Gustavo Cazonatti

Personal information
- Full name: Gustavo Cazonatti
- Date of birth: 3 July 1996 (age 30)
- Place of birth: Florianópolis, Brazil
- Height: 1.78 m (5 ft 10 in)
- Position: Midfielder

Team information
- Current team: Mirassol
- Number: 55

Youth career
- 2015–2016: Santos

Senior career*
- Years: Team / Apps / (Gls)
- 2017–2020: Rio Claro / 2 / (0)
- 2017–2019: → Real Massamá (loan) / 62 / (5)
- 2019–2020: → Mafra (loan) / 8 / (0)
- 2020: Brasil de Pelotas / 11 / (0)
- 2021–2024: Tombense / 28 / (0)
- 2022: → Criciúma (loan) / 7 / (0)
- 2023: → Chapecoense (loan) / 41 / (3)
- 2024: → Sporting Cristal (loan) / 32 / (3)
- 2025–2026: Sporting Cristal / 22 / (3)
- 2026–: Mirassol / 4 / (0)

= Gustavo Cazonatti =

Brazilian football player

Gustavo Cazonatti (born 3 July 1996) is a Brazilian footballer who plays as a midfielder for Campeonato Brasileiro Série A club Mirassol.

A youth player at Santos, he played in Série B for Brasil de Pelotas, Tombense, Criciúma and Chapecoense, while winning promotion from Série C with Tombense in 2021. Abroad, he played in Portugal's second tier for Real and Mafra, and in the Peruvian Primera División for Sporting Cristal.

==Career==
===Santos===
Born in Florianópolis in the state of Santa Catarina, Cazonatti began his career in the youth ranks of Santos FC. He was called up for one first-team match, a 3–0 home win over Santos Futebol Clube (AP) in the first round of the Copa do Brasil on 28 April 2016; he was an unused substitute.

===Portugal===
In 2017, Cazonatti signed for Rio Claro Futebol Clube with whom he played two games in the Campeonato Paulista, and in July that year he signed for Real S.C. who were newly promoted to Portugal's second tier. He played 31 games as the team from Queluz were relegated, and scored his first senior goal as the only one of a home win over U.D. Oliveirense on 25 March.

After one more season in the third tier with Real, Cazonatti moved in July 2019 to C.D. Mafra one division higher, also in the Lisbon District. With only 12 appearances to his name, he returned to his country and signed for Grêmio Esportivo Brasil of the Campeonato Brasileiro Série B in August 2020.

===Tombense===
In February 2021, Cazonatti returned to the state of São Paulo and signed for Maringá Futebol Clube. Later in the same year he joined Tombense Futebol Clube and helped the club to promotion from the Campeonato Brasileiro Série B as runners-up to Ituano FC.

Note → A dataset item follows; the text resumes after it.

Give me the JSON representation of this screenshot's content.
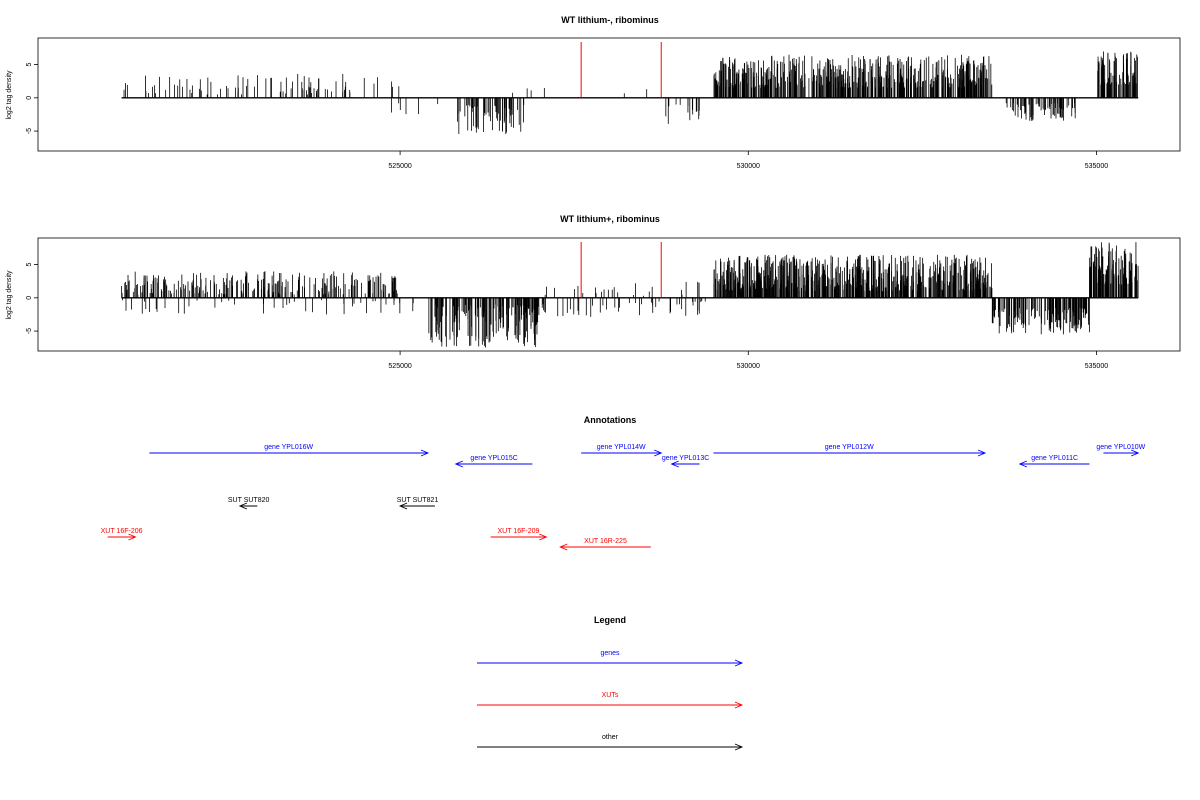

Having been affected by injuries, Cazonatti then went back to the state of his birth and signed for Criciúma Esporte Clube of Série B in July 2022. In December, he was loaned by Tombense for the following year to Associação Chapecoense de Futebol, also in Santa Catarina. He scored his first three goals in Brazilian football in the year's Série B: the game's only on 18 July at home to Ituano in which he was sent off in added time for catching opponent Zé Carlos while attempting a bicycle kick, and both of a 2–1 win away to Criciúma on 13 October.

===Sporting Cristal===
At the start of 2024, 27-year-old Cazonatti was loaned to Sporting Cristal in the Peruvian Primera División with the option to purchase. He joined compatriots Ignácio and manager Enderson Moreira at the Lima-based club. He played for the first time in continental football, in a 6–1 loss away to Club Always Ready of Bolivia in the Copa Libertadores, receiving a yellow card in a game played at over 4,000 metres altitude. Playing for the first time in a national top flight, he played 32 games and scored 3 goals, including the opener of a 2–1 home win over city rivals and eventual champions Universitario de Deportes on 23 October.

In November 2024, Sporting Cristal made Cazonatti's deal permanent on a contract until the start of 2027.

===Mirassol===
On 23 July 2026, Cazonatti signed for Mirassol Futebol Clube in the Campeonato Brasileiro Série A. He arrived on a free transfer, with Sporting Cristal retaining 50% of his next transfer fee.